In the 1950s Miss Amy Brooks lived alone…
“I’m fine, Miss Brooks. How many dogs do you have?”
” Six at the last count, but I fear old Jeremy hasn’t long in this world, like a good many of us. Listen to me getting all maudlin. Come on the two of you into the kitchen and have a nice cup of tea.”
The farmhouse was quite large but Amy lived, ate, and slept in the smoke darkened kitchen which had a long oak table piled high with newspapers and books and the remnants of that mornings breakfast, with cats everywhere. A large inglenook fireplace housed a black range in which a fire roared, upon which rested a black cast iron kettle that whistled contently as we entered the room.
“Sit by the fire, Roland, and I’ll make a fresh pot of tea.”

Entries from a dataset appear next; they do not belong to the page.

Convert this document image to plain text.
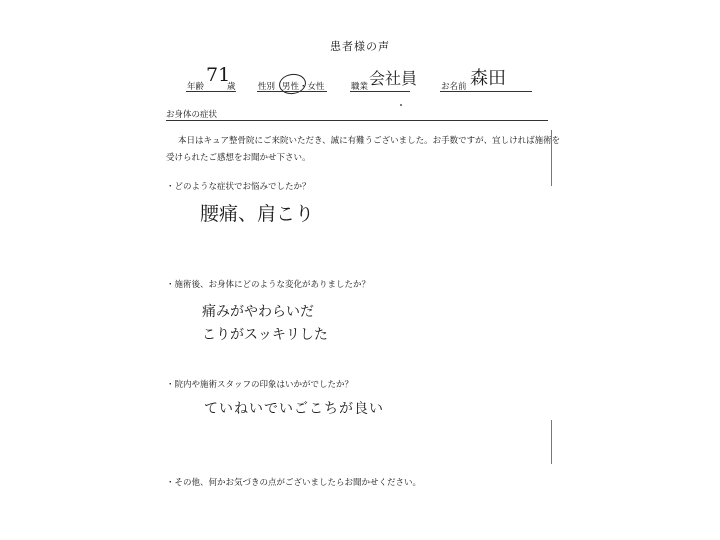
患者様の声
年齢
71
歳	性別 男性・女性	職業 会社員	お名前 森田
お身体の症状
本日はキュア整骨院にご来院いただき、誠に有難うございました。お手数ですが、宜しければ施術を
受けられたご感想をお聞かせ下さい。
・どのような症状でお悩みでしたか？
腰痛、肩こり
・施術後、お身体にどのような変化がありましたか？
痛みがやわらいだ
こりがスッキリした
・院内や施術スタッフの印象はいかがでしたか？
ていねいでいごこちが良い
・その他、何かお気づきの点がございましたらお聞かせください。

And my father did and drank his tea and promptly fell asleep by the fire with his legs stretched out to dry his trousers. Amy was sitting opposite my father and in the glow of the fire she looked young again.
” I wanted to be an actress once, Stevie, and star at the theatre in Stratford, and I used to go quite often too and could see myself as Juliet falling in love with Romeo. I remember one Shakespeare’s Birthday, 1905 I think it was, watching the Shakespeare Club doing Ben Jonson’s Pan’s
Anniversary, on the Bancroft Gardens, which was a bit silly and done for the toffs. The sporting events held on the fields opposite the theatre were much more fun and my brother won a cup for the one hundred yard dash, and later we had tea at the Hathaway Tea Rooms and in the evening went to see Benson’s production of The Comedy of Errors, which was a real hoot. Oh, Stevie, how I wanted to be an actress and wear all those lovely costumes and speak those lovely words.”

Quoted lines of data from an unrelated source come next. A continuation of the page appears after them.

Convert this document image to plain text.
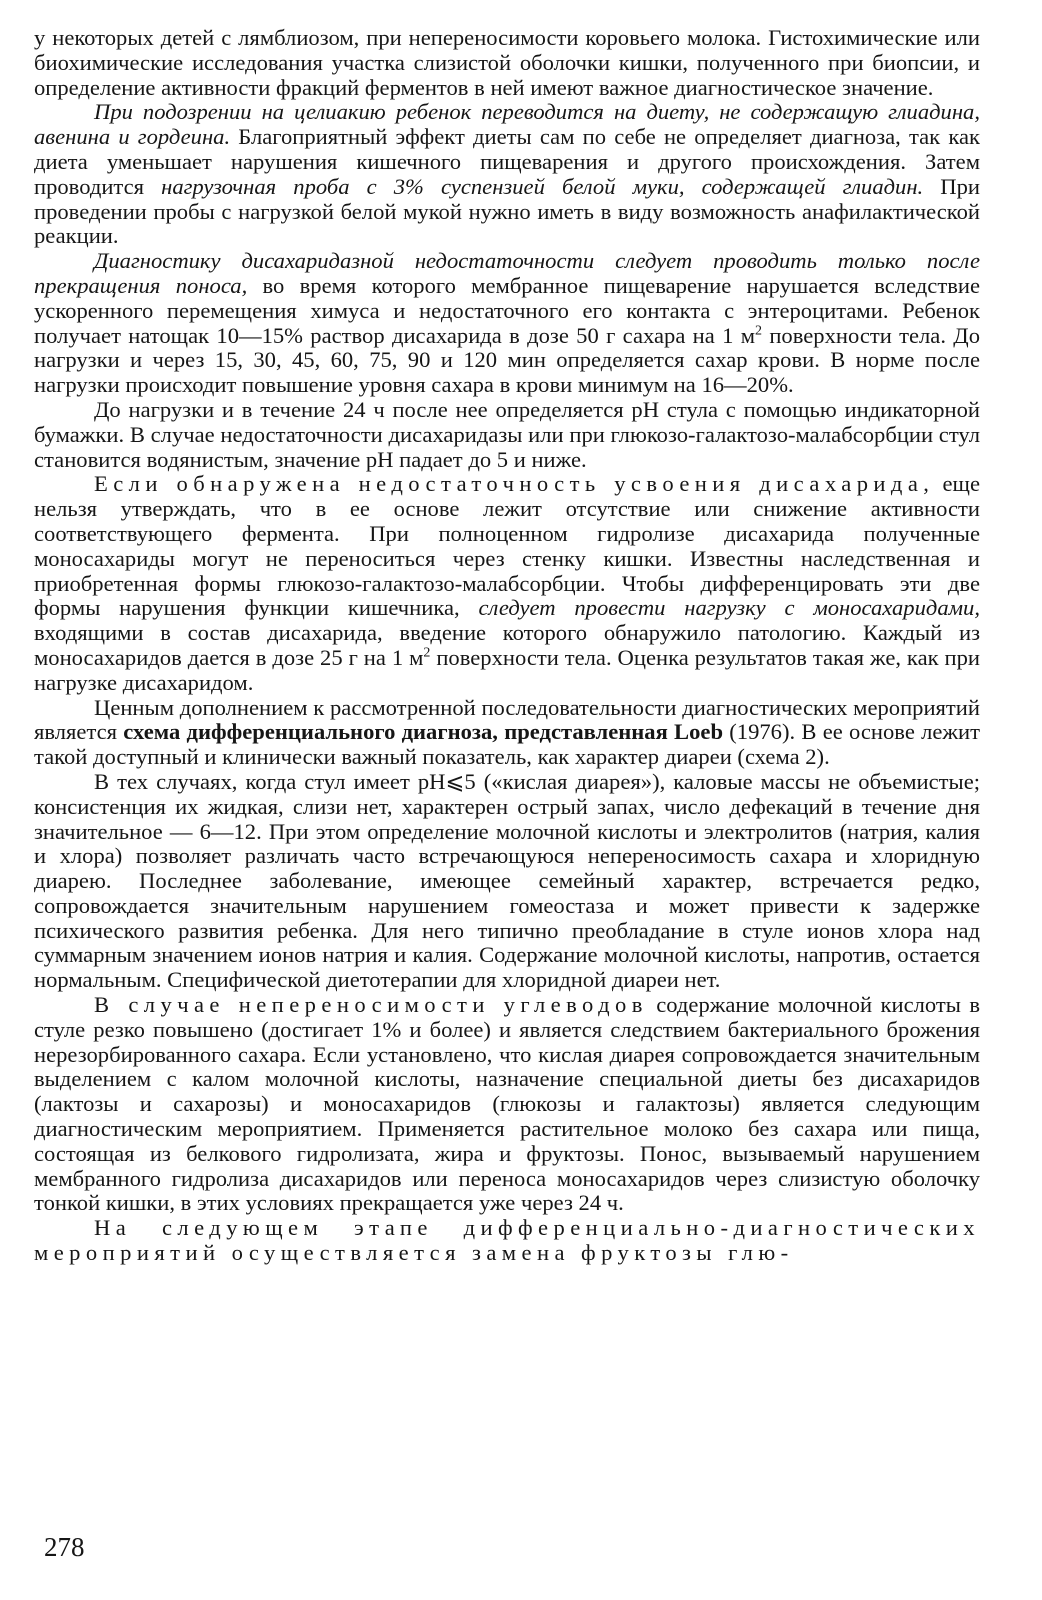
у некоторых детей с лямблиозом, при непереносимости коровьего молока. Гистохимические или биохимические исследования участка слизистой оболочки кишки, полученного при биопсии, и определение активности фракций ферментов в ней имеют важное диагностическое значение.

При подозрении на целиакию ребенок переводится на диету, не содержащую глиадина, авенина и гордеина. Благоприятный эффект диеты сам по себе не определяет диагноза, так как диета уменьшает нарушения кишечного пищеварения и другого происхождения. Затем проводится нагрузочная проба с 3% суспензией белой муки, содержащей глиадин. При проведении пробы с нагрузкой белой мукой нужно иметь в виду возможность анафилактической реакции.

Диагностику дисахаридазной недостаточности следует проводить только после прекращения поноса, во время которого мембранное пищеварение нарушается вследствие ускоренного перемещения химуса и недостаточного его контакта с энтероцитами. Ребенок получает натощак 10—15% раствор дисахарида в дозе 50 г сахара на 1 $м^2$ поверхности тела. До нагрузки и через 15, 30, 45, 60, 75, 90 и 120 мин определяется сахар крови. В норме после нагрузки происходит повышение уровня сахара в крови минимум на 16—20%.

До нагрузки и в течение 24 ч после нее определяется рН стула с помощью индикаторной бумажки. В случае недостаточности дисахаридазы или при глюкозо-галактозо-малабсорбции стул становится водянистым, значение рН падает до 5 и ниже.

Если обнаружена недостаточность усвоения дисахарида, еще нельзя утверждать, что в ее основе лежит отсутствие или снижение активности соответствующего фермента. При полноценном гидролизе дисахарида полученные моносахариды могут не переноситься через стенку кишки. Известны наследственная и приобретенная формы глюкозо-галактозо-малабсорбции. Чтобы дифференцировать эти две формы нарушения функции кишечника, следует провести нагрузку с моносахаридами, входящими в состав дисахарида, введение которого обнаружило патологию. Каждый из моносахаридов дается в дозе 25 г на 1 $м^2$ поверхности тела. Оценка результатов такая же, как при нагрузке дисахаридом.

Ценным дополнением к рассмотренной последовательности диагностических мероприятий является схема дифференциального диагноза, представленная Loeb (1976). В ее основе лежит такой доступный и клинически важный показатель, как характер диареи (схема 2).

В тех случаях, когда стул имеет рН⩽5 («кислая диарея»), каловые массы не объемистые; консистенция их жидкая, слизи нет, характерен острый запах, число дефекаций в течение дня значительное — 6—12. При этом определение молочной кислоты и электролитов (натрия, калия и хлора) позволяет различать часто встречающуюся непереносимость сахара и хлоридную диарею. Последнее заболевание, имеющее семейный характер, встречается редко, сопровождается значительным нарушением гомеостаза и может привести к задержке психического развития ребенка. Для него типично преобладание в стуле ионов хлора над суммарным значением ионов натрия и калия. Содержание молочной кислоты, напротив, остается нормальным. Специфической диетотерапии для хлоридной диареи нет.

В случае непереносимости углеводов содержание молочной кислоты в стуле резко повышено (достигает 1% и более) и является следствием бактериального брожения нерезорбированного сахара. Если установлено, что кислая диарея сопровождается значительным выделением с калом молочной кислоты, назначение специальной диеты без дисахаридов (лактозы и сахарозы) и моносахаридов (глюкозы и галактозы) является следующим диагностическим мероприятием. Применяется растительное молоко без сахара или пища, состоящая из белкового гидролизата, жира и фруктозы. Понос, вызываемый нарушением мембранного гидролиза дисахаридов или переноса моносахаридов через слизистую оболочку тонкой кишки, в этих условиях прекращается уже через 24 ч.

На следующем этапе дифференциально-диагностических мероприятий осуществляется замена фруктозы глю-

278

She then went quiet and as she stared into the fire, and my father slept, I looked around the room and on the mantelpiece above the fire I saw a photograph of a cowboy sitting on a horse.
” Is that a real cowboy, Miss Brooks?”
” That’s my brother, Stevie.”
” A real cowboy.”
” A real cowboy.”
” Is it the same cowboy that won the hundred yard dash?”
” Yes. He emigrated to Canada soon after and got a job as a ranch hand somewhere, not sure where.”
” Calgary.”
” Hmm?”
” Probably Calgary. That’s where most of the cowboys hang out.”
” Probably.”
” Is he still there?”
” God love you no. He died in the Great War in France.”
” Oh. Do you still want to be an actress?”
” No, I don’t think so.”
It was then she rummaged through the papers and books on the table and gave me the programme for that production of The Comedy of Errors in 1905. I wish I still had it.
” Miss Brooks, I think there’s something on fire.”
And there was. My father’s trousers!